You should (almost) never have to manually pack your UV islands, this is a waste of time and will only make you scared of modifying your assets later on. My preferred workflow is to manually place UV seams as usual, but then let the unwrapper and packer do everything for me. There are ways to tag edges that need to have a specific alignment in UV space, or to tag faces that need to be neatly "gridified", or to tweak the size of some UV islands. And if you're adamant that your manually unwrapping is superior than the automatic one, you can always tell Gamiflow to keep it as is. This should be enough to deal with the vast majority of needs.

The workflow assumed with this plugin is as follows: you make your object, you add seams to it, and you check that it unwrapped nicely. Make note of which unwrapping method worked best (angle based, or conformal). Go to the object properties and set which unwrapping method worked best for you. You can also tweak the amount of UV smoothing you want. If you were not satisfied with the Blender unwrapper and had to do a lot of manual tweaking, you can save the current UV by unticking Unwrap. If you are working with multiple UDIMs in your scene, assign the relevant one to the object. You can now return to the side panel and click on Unwrap. This will unwrap and pack your entire scene.

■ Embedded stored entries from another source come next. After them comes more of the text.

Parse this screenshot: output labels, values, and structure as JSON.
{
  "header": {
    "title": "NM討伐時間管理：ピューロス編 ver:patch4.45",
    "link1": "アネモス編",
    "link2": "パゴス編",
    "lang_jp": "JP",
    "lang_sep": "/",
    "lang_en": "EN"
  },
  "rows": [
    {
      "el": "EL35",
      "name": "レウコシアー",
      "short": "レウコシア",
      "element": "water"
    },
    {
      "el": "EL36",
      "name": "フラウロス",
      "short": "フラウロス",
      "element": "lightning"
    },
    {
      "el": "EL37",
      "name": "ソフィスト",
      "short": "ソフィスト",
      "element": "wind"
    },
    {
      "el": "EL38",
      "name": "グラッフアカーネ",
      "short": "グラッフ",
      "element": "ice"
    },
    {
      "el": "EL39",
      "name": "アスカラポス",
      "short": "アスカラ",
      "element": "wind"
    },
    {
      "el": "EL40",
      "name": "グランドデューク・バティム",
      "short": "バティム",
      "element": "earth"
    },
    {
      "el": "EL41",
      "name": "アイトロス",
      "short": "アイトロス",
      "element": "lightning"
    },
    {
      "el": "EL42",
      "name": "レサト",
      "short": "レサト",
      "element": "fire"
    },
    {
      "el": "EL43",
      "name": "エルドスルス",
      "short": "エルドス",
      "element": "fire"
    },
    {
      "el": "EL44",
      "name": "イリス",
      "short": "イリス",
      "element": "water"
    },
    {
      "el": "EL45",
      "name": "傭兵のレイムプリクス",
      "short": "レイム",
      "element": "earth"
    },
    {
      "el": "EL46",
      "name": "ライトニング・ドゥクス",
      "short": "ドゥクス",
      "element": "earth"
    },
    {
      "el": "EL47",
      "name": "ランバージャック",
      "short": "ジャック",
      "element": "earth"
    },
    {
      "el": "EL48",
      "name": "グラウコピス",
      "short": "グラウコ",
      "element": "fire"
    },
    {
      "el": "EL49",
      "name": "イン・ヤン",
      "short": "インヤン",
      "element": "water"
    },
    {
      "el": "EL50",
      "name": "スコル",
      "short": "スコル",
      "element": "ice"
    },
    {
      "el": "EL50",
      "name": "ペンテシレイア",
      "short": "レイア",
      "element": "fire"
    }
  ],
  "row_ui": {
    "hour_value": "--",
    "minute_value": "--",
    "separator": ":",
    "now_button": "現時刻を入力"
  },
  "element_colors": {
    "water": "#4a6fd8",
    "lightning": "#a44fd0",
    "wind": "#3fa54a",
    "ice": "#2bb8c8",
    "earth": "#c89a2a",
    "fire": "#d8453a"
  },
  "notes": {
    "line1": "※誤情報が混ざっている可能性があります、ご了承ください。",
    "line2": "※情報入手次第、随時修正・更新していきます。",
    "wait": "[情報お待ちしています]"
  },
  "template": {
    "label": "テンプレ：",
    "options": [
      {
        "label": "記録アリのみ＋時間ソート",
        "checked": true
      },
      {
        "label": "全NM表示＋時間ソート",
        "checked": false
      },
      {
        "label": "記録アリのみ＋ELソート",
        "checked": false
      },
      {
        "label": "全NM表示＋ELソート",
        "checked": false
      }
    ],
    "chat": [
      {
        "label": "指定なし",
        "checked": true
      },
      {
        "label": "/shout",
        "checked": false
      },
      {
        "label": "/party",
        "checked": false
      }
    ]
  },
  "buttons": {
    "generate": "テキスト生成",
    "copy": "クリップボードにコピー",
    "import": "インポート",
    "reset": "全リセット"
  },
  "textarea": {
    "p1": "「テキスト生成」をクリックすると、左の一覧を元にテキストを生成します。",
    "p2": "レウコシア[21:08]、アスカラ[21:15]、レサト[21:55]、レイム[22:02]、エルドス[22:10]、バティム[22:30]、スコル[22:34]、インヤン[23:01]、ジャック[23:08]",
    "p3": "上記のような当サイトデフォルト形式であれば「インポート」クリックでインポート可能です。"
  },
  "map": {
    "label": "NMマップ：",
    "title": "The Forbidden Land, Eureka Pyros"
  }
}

When using the highest packing quality with the standard Blender packer, this operation can take a while and I recommend installing the free UV-Packer plugin which is incredibly good and fast, and can be set as the packing method used by Gamiflow in the settings.

All objects sharing a UDIM will be packed together in the same [0,1[ UV square. Each UDIM will essentially become a distinct material in the game engine with its own set of textures. The UDIM name is what Substance Painter will use as name for its texture set.

Anchors

Sometimes, things get in the way. Imagine you modelled a gun with its ammo magazine inside, making it difficult to texture it. You can set a Bake Anchor on the magazine. When generating the Bake Sets, the magazine will be teleported to its anchor.